Entretanto, a realidade se impôs. O trabalho tem alta participação no custo final de produtos e serviços, que cresceu forte nos últimos 12 anos. Uma das causas foi a estagnação da produtividade, que tem relação direta com a regulação trabalhista. O trabalho ajudou a derrubar a competitividade e enfraqueceu a indústria.

Nas últimas duas décadas, novas leis, decretos, portarias e jurisprudências, associados a uma aplicação mais severa das engessadas normas, têm ampliado os custos e a insegurança jurídica. O país é campeão em conflitos trabalhistas. O sistema trabalhista tem virtudes na proteção ao trabalhador, mas virou um freio de mão puxado para investimentos e geração de empregos.

Na reforma dos sonhos do setor empresarial, muitos entraves seriam eliminados nas leis e haveria ampla liberdade para negociar diretamente com os trabalhadores. Nada atrapalharia o poder diretivo e a máxima eficiência.

Em uma visão mais elaborada, a reforma passaria por uma simplificação da legislação e mudança na estrutura sindical. Migraríamos para um modelo de liberdade e pluralidade sindical, buscando maior representatividade e amplo escopo de negociação coletiva e, em grande medida, até direta com os trabalhadores mais preparados.

Ambas as propostas são legítimas, mas, no curto prazo, parecem pouco viáveis no nosso nó jurídico, institucional e político.

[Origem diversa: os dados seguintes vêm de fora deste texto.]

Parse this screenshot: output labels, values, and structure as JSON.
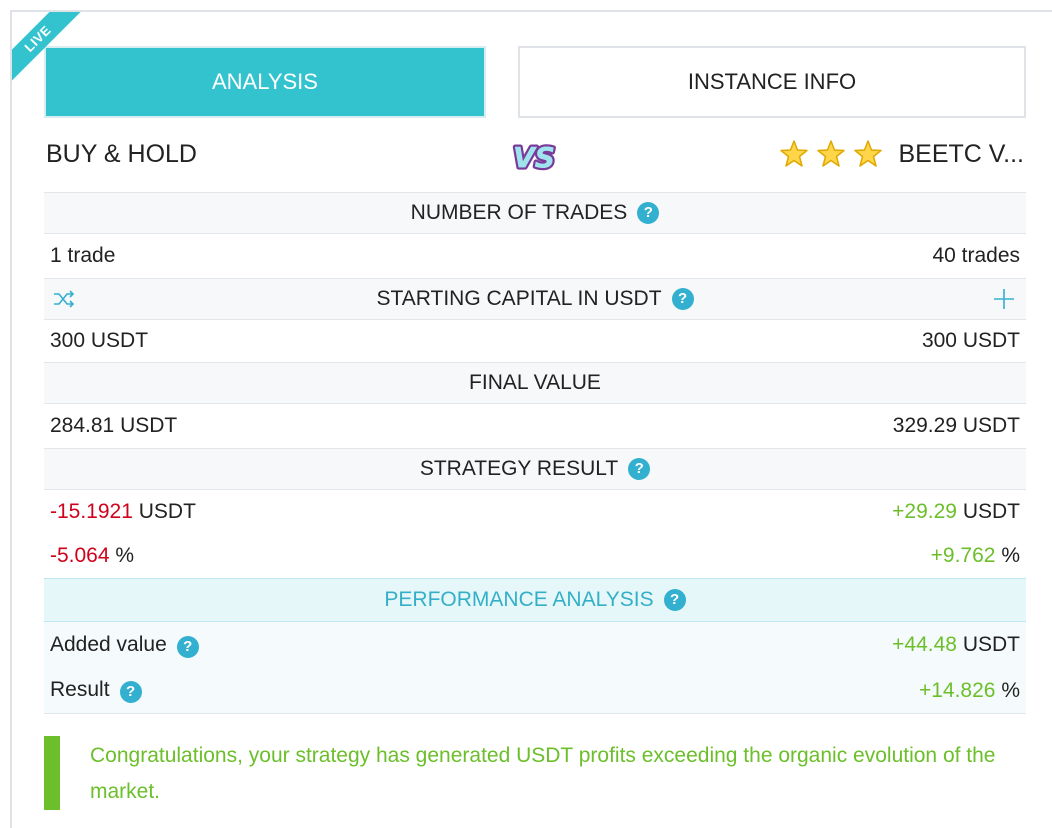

Analisando em partes, observa-se que, dentro do nosso complexo processo legislativo, consertar um mundo de leis para adequá-las a uma infinidade de situações, cada vez mais mutantes e dinâmicas, é um desafio com chance nula de sucesso.

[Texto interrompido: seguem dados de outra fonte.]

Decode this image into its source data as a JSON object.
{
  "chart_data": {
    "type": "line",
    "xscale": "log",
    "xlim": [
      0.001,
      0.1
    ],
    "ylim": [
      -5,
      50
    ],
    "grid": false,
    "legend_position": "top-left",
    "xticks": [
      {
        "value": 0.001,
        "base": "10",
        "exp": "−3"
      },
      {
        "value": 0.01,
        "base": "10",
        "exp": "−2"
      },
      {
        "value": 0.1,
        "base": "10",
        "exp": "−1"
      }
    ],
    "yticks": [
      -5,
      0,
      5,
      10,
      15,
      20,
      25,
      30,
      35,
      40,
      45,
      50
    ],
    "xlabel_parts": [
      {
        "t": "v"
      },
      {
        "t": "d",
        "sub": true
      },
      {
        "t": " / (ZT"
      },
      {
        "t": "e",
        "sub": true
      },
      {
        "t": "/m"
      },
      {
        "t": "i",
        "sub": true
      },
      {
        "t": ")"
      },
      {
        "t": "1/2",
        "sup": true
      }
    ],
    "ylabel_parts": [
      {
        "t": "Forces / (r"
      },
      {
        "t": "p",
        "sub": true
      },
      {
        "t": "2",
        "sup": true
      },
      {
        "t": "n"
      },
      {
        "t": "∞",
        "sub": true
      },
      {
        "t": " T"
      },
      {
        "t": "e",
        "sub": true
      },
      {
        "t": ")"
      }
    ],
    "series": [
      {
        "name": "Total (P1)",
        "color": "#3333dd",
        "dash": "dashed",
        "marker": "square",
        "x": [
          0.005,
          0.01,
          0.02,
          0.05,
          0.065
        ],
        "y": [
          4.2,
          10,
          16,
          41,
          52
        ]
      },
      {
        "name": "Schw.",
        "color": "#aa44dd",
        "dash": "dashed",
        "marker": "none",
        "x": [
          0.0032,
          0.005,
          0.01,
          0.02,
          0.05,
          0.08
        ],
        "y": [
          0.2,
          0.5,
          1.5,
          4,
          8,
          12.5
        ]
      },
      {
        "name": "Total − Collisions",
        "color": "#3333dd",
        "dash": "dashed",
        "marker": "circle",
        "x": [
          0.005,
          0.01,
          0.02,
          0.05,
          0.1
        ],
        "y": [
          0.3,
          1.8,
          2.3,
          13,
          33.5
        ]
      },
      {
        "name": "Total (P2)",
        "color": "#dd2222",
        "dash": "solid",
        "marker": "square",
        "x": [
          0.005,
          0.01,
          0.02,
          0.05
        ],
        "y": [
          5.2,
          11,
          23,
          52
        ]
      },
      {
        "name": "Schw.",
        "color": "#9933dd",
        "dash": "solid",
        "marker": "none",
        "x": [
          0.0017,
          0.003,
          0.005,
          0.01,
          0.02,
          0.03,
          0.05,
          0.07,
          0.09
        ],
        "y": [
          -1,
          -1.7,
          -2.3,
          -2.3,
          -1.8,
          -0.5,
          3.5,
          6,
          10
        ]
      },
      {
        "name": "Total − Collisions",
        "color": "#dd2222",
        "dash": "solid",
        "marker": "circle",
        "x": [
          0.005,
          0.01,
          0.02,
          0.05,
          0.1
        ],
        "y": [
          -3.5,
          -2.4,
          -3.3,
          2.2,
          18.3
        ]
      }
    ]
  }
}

Pular direto para a ampliação da liberdade de negociação entre empresa e empregado vai de encontro ao princípio da hipossuficiência, questionado em diversas situações. Fato é que os trabalhadores hoje são tutelados pela lei e, num processo evolutivo, deveriam primeiro passar à tutela dos sindicatos.

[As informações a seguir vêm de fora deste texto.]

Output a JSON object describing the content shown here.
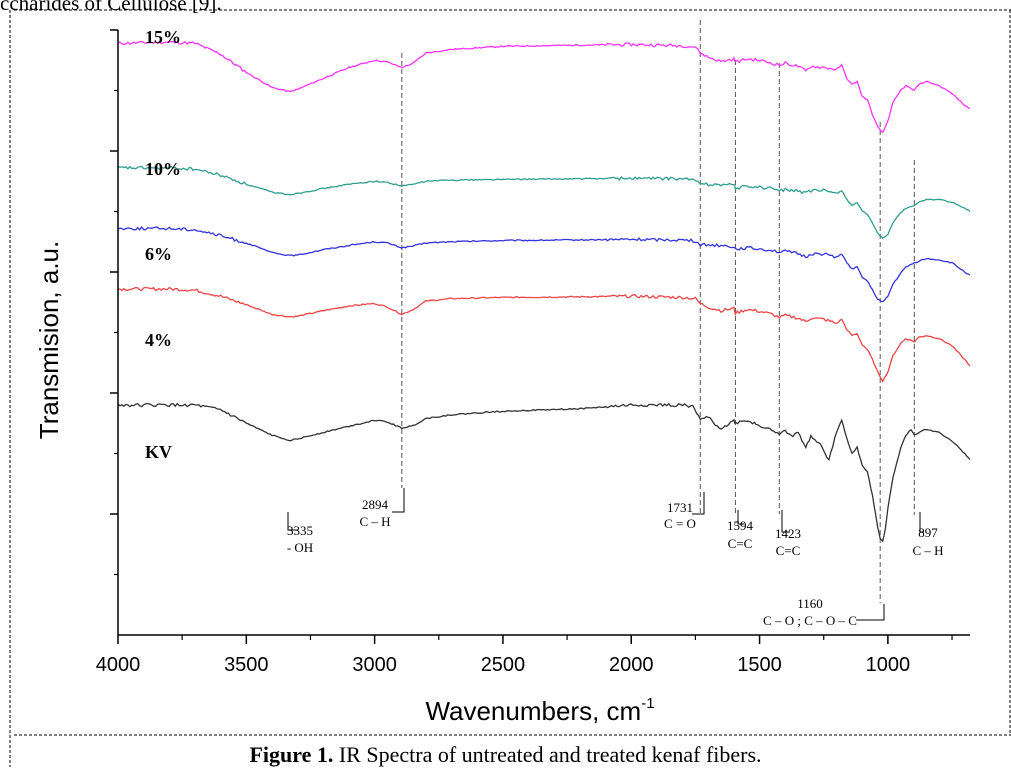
{
  "page": {
    "top_cut_text": "ccharides of Cellulose [9].",
    "caption_label": "Figure 1.",
    "caption_text": " IR Spectra of untreated and treated kenaf fibers."
  },
  "chart_data": {
    "type": "line",
    "title": "",
    "xlabel": "Wavenumbers, cm",
    "xlabel_superscript": "-1",
    "ylabel": "Transmision, a.u.",
    "xlim": [
      4000,
      680
    ],
    "x_reversed": true,
    "x_ticks": [
      4000,
      3500,
      3000,
      2500,
      2000,
      1500,
      1000
    ],
    "y_ticks_labeled": false,
    "ylim": [
      0,
      10
    ],
    "y_major_ticks": [
      2,
      4,
      6,
      8,
      10
    ],
    "grid": false,
    "series": [
      {
        "name": "15%",
        "color": "#ff33ff",
        "points": [
          [
            4000,
            9.78
          ],
          [
            3800,
            9.8
          ],
          [
            3700,
            9.78
          ],
          [
            3600,
            9.6
          ],
          [
            3500,
            9.3
          ],
          [
            3400,
            9.05
          ],
          [
            3330,
            8.98
          ],
          [
            3300,
            9.02
          ],
          [
            3200,
            9.2
          ],
          [
            3100,
            9.38
          ],
          [
            3000,
            9.5
          ],
          [
            2950,
            9.47
          ],
          [
            2894,
            9.38
          ],
          [
            2850,
            9.45
          ],
          [
            2800,
            9.62
          ],
          [
            2700,
            9.68
          ],
          [
            2500,
            9.73
          ],
          [
            2200,
            9.75
          ],
          [
            2000,
            9.76
          ],
          [
            1800,
            9.74
          ],
          [
            1750,
            9.72
          ],
          [
            1731,
            9.62
          ],
          [
            1700,
            9.55
          ],
          [
            1650,
            9.48
          ],
          [
            1600,
            9.52
          ],
          [
            1594,
            9.47
          ],
          [
            1550,
            9.52
          ],
          [
            1500,
            9.5
          ],
          [
            1450,
            9.45
          ],
          [
            1423,
            9.42
          ],
          [
            1400,
            9.45
          ],
          [
            1350,
            9.4
          ],
          [
            1320,
            9.32
          ],
          [
            1300,
            9.4
          ],
          [
            1250,
            9.38
          ],
          [
            1200,
            9.35
          ],
          [
            1180,
            9.42
          ],
          [
            1160,
            9.2
          ],
          [
            1140,
            9.1
          ],
          [
            1120,
            9.15
          ],
          [
            1100,
            8.9
          ],
          [
            1080,
            8.85
          ],
          [
            1060,
            8.6
          ],
          [
            1040,
            8.4
          ],
          [
            1020,
            8.3
          ],
          [
            1000,
            8.5
          ],
          [
            980,
            8.8
          ],
          [
            950,
            9.0
          ],
          [
            930,
            9.08
          ],
          [
            897,
            9.0
          ],
          [
            880,
            9.1
          ],
          [
            850,
            9.15
          ],
          [
            800,
            9.08
          ],
          [
            750,
            8.95
          ],
          [
            700,
            8.75
          ],
          [
            680,
            8.7
          ]
        ]
      },
      {
        "name": "10%",
        "color": "#2e9e8f",
        "points": [
          [
            4000,
            7.72
          ],
          [
            3800,
            7.72
          ],
          [
            3700,
            7.7
          ],
          [
            3600,
            7.6
          ],
          [
            3500,
            7.45
          ],
          [
            3400,
            7.32
          ],
          [
            3330,
            7.28
          ],
          [
            3300,
            7.3
          ],
          [
            3200,
            7.38
          ],
          [
            3100,
            7.45
          ],
          [
            3000,
            7.5
          ],
          [
            2950,
            7.48
          ],
          [
            2894,
            7.42
          ],
          [
            2850,
            7.45
          ],
          [
            2800,
            7.5
          ],
          [
            2700,
            7.52
          ],
          [
            2500,
            7.53
          ],
          [
            2200,
            7.54
          ],
          [
            2000,
            7.55
          ],
          [
            1800,
            7.54
          ],
          [
            1750,
            7.52
          ],
          [
            1731,
            7.45
          ],
          [
            1700,
            7.45
          ],
          [
            1650,
            7.45
          ],
          [
            1600,
            7.44
          ],
          [
            1594,
            7.38
          ],
          [
            1550,
            7.42
          ],
          [
            1500,
            7.4
          ],
          [
            1450,
            7.38
          ],
          [
            1423,
            7.35
          ],
          [
            1400,
            7.36
          ],
          [
            1350,
            7.34
          ],
          [
            1320,
            7.3
          ],
          [
            1300,
            7.34
          ],
          [
            1250,
            7.35
          ],
          [
            1200,
            7.3
          ],
          [
            1180,
            7.35
          ],
          [
            1160,
            7.2
          ],
          [
            1140,
            7.1
          ],
          [
            1120,
            7.15
          ],
          [
            1100,
            7.0
          ],
          [
            1080,
            6.95
          ],
          [
            1060,
            6.8
          ],
          [
            1040,
            6.65
          ],
          [
            1020,
            6.55
          ],
          [
            1000,
            6.62
          ],
          [
            980,
            6.82
          ],
          [
            950,
            6.98
          ],
          [
            930,
            7.05
          ],
          [
            897,
            7.1
          ],
          [
            880,
            7.15
          ],
          [
            850,
            7.2
          ],
          [
            800,
            7.2
          ],
          [
            750,
            7.15
          ],
          [
            700,
            7.05
          ],
          [
            680,
            7.0
          ]
        ]
      },
      {
        "name": "6%",
        "color": "#3333dd",
        "points": [
          [
            4000,
            6.72
          ],
          [
            3800,
            6.72
          ],
          [
            3700,
            6.7
          ],
          [
            3600,
            6.6
          ],
          [
            3500,
            6.48
          ],
          [
            3400,
            6.32
          ],
          [
            3330,
            6.27
          ],
          [
            3300,
            6.28
          ],
          [
            3200,
            6.37
          ],
          [
            3100,
            6.44
          ],
          [
            3000,
            6.5
          ],
          [
            2950,
            6.48
          ],
          [
            2894,
            6.4
          ],
          [
            2850,
            6.43
          ],
          [
            2800,
            6.48
          ],
          [
            2700,
            6.5
          ],
          [
            2500,
            6.52
          ],
          [
            2200,
            6.53
          ],
          [
            2000,
            6.54
          ],
          [
            1800,
            6.53
          ],
          [
            1750,
            6.51
          ],
          [
            1731,
            6.45
          ],
          [
            1700,
            6.45
          ],
          [
            1650,
            6.44
          ],
          [
            1600,
            6.42
          ],
          [
            1594,
            6.38
          ],
          [
            1550,
            6.4
          ],
          [
            1500,
            6.38
          ],
          [
            1450,
            6.36
          ],
          [
            1423,
            6.33
          ],
          [
            1400,
            6.34
          ],
          [
            1350,
            6.3
          ],
          [
            1320,
            6.25
          ],
          [
            1300,
            6.3
          ],
          [
            1250,
            6.3
          ],
          [
            1200,
            6.25
          ],
          [
            1180,
            6.3
          ],
          [
            1160,
            6.15
          ],
          [
            1140,
            6.05
          ],
          [
            1120,
            6.08
          ],
          [
            1100,
            5.92
          ],
          [
            1080,
            5.85
          ],
          [
            1060,
            5.7
          ],
          [
            1040,
            5.55
          ],
          [
            1020,
            5.5
          ],
          [
            1000,
            5.6
          ],
          [
            980,
            5.8
          ],
          [
            950,
            5.98
          ],
          [
            930,
            6.08
          ],
          [
            897,
            6.15
          ],
          [
            880,
            6.18
          ],
          [
            850,
            6.22
          ],
          [
            800,
            6.2
          ],
          [
            750,
            6.15
          ],
          [
            700,
            6.0
          ],
          [
            680,
            5.95
          ]
        ]
      },
      {
        "name": "4%",
        "color": "#ee4444",
        "points": [
          [
            4000,
            5.72
          ],
          [
            3800,
            5.72
          ],
          [
            3700,
            5.7
          ],
          [
            3600,
            5.6
          ],
          [
            3500,
            5.46
          ],
          [
            3400,
            5.3
          ],
          [
            3330,
            5.26
          ],
          [
            3300,
            5.27
          ],
          [
            3200,
            5.36
          ],
          [
            3100,
            5.44
          ],
          [
            3000,
            5.48
          ],
          [
            2950,
            5.42
          ],
          [
            2894,
            5.3
          ],
          [
            2850,
            5.38
          ],
          [
            2800,
            5.52
          ],
          [
            2700,
            5.56
          ],
          [
            2500,
            5.58
          ],
          [
            2200,
            5.59
          ],
          [
            2000,
            5.6
          ],
          [
            1800,
            5.58
          ],
          [
            1750,
            5.56
          ],
          [
            1731,
            5.48
          ],
          [
            1700,
            5.42
          ],
          [
            1650,
            5.36
          ],
          [
            1600,
            5.4
          ],
          [
            1594,
            5.32
          ],
          [
            1550,
            5.38
          ],
          [
            1500,
            5.35
          ],
          [
            1450,
            5.3
          ],
          [
            1423,
            5.25
          ],
          [
            1400,
            5.28
          ],
          [
            1350,
            5.24
          ],
          [
            1320,
            5.18
          ],
          [
            1300,
            5.24
          ],
          [
            1250,
            5.22
          ],
          [
            1200,
            5.15
          ],
          [
            1180,
            5.22
          ],
          [
            1160,
            5.05
          ],
          [
            1140,
            4.95
          ],
          [
            1120,
            4.98
          ],
          [
            1100,
            4.8
          ],
          [
            1080,
            4.72
          ],
          [
            1060,
            4.55
          ],
          [
            1040,
            4.35
          ],
          [
            1020,
            4.2
          ],
          [
            1000,
            4.35
          ],
          [
            980,
            4.62
          ],
          [
            950,
            4.82
          ],
          [
            930,
            4.9
          ],
          [
            897,
            4.85
          ],
          [
            880,
            4.92
          ],
          [
            850,
            4.95
          ],
          [
            800,
            4.9
          ],
          [
            750,
            4.78
          ],
          [
            700,
            4.55
          ],
          [
            680,
            4.45
          ]
        ]
      },
      {
        "name": "KV",
        "color": "#333333",
        "points": [
          [
            4000,
            3.8
          ],
          [
            3800,
            3.8
          ],
          [
            3700,
            3.8
          ],
          [
            3600,
            3.72
          ],
          [
            3500,
            3.5
          ],
          [
            3400,
            3.3
          ],
          [
            3330,
            3.22
          ],
          [
            3300,
            3.24
          ],
          [
            3200,
            3.35
          ],
          [
            3100,
            3.45
          ],
          [
            3000,
            3.55
          ],
          [
            2950,
            3.52
          ],
          [
            2894,
            3.42
          ],
          [
            2850,
            3.46
          ],
          [
            2800,
            3.58
          ],
          [
            2700,
            3.64
          ],
          [
            2500,
            3.7
          ],
          [
            2200,
            3.74
          ],
          [
            2000,
            3.8
          ],
          [
            1800,
            3.8
          ],
          [
            1760,
            3.78
          ],
          [
            1731,
            3.55
          ],
          [
            1700,
            3.62
          ],
          [
            1680,
            3.5
          ],
          [
            1650,
            3.42
          ],
          [
            1620,
            3.48
          ],
          [
            1600,
            3.55
          ],
          [
            1594,
            3.5
          ],
          [
            1560,
            3.55
          ],
          [
            1520,
            3.5
          ],
          [
            1500,
            3.45
          ],
          [
            1460,
            3.42
          ],
          [
            1423,
            3.3
          ],
          [
            1400,
            3.38
          ],
          [
            1370,
            3.28
          ],
          [
            1350,
            3.35
          ],
          [
            1320,
            3.1
          ],
          [
            1300,
            3.3
          ],
          [
            1270,
            3.18
          ],
          [
            1250,
            3.05
          ],
          [
            1230,
            2.9
          ],
          [
            1200,
            3.35
          ],
          [
            1180,
            3.55
          ],
          [
            1160,
            3.25
          ],
          [
            1140,
            3.0
          ],
          [
            1120,
            3.1
          ],
          [
            1100,
            2.8
          ],
          [
            1080,
            2.7
          ],
          [
            1060,
            2.3
          ],
          [
            1040,
            1.8
          ],
          [
            1030,
            1.6
          ],
          [
            1020,
            1.55
          ],
          [
            1010,
            1.75
          ],
          [
            1000,
            2.1
          ],
          [
            980,
            2.6
          ],
          [
            950,
            3.1
          ],
          [
            930,
            3.3
          ],
          [
            910,
            3.4
          ],
          [
            897,
            3.3
          ],
          [
            880,
            3.35
          ],
          [
            850,
            3.4
          ],
          [
            800,
            3.35
          ],
          [
            750,
            3.2
          ],
          [
            700,
            3.0
          ],
          [
            680,
            2.9
          ]
        ]
      }
    ],
    "series_labels": [
      "15%",
      "10%",
      "6%",
      "4%",
      "KV"
    ],
    "reference_lines": [
      2894,
      1731,
      1594,
      1423,
      1030,
      897
    ],
    "annotations": [
      {
        "wavenumber": "3335",
        "group": "- OH"
      },
      {
        "wavenumber": "2894",
        "group": "C – H"
      },
      {
        "wavenumber": "1731",
        "group": "C = O"
      },
      {
        "wavenumber": "1594",
        "group": "C=C"
      },
      {
        "wavenumber": "1423",
        "group": "C=C"
      },
      {
        "wavenumber": "1160",
        "group": "C – O ; C – O – C"
      },
      {
        "wavenumber": "897",
        "group": "C – H"
      }
    ]
  }
}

Defende-se a reforma sindical, com pluralidade e outras melhorias, visando garantir sindicatos fortes e representativos. Essa é outra questão complexa. Não parece ser o momento. A expressiva maioria dos nossos trabalhadores é representada por sindicatos fortes, que negociam diversos temas e conquistam, ano após ano, ganhos reais e novos direitos. Uma reforma malfeita pode levar à desestruturação do que equilibra a negociação.

Nesse contexto, a proposta apresentada acerta na estratégia e na direção. Hoje é a reforma possível, ainda que venha a avançar um pouco mais. Abre à negociação temas como jornada, funções e salários, em que o sistema atual traz mais restrições à produtividade e mais insegurança jurídica, e resolve uma parte expressiva do problema.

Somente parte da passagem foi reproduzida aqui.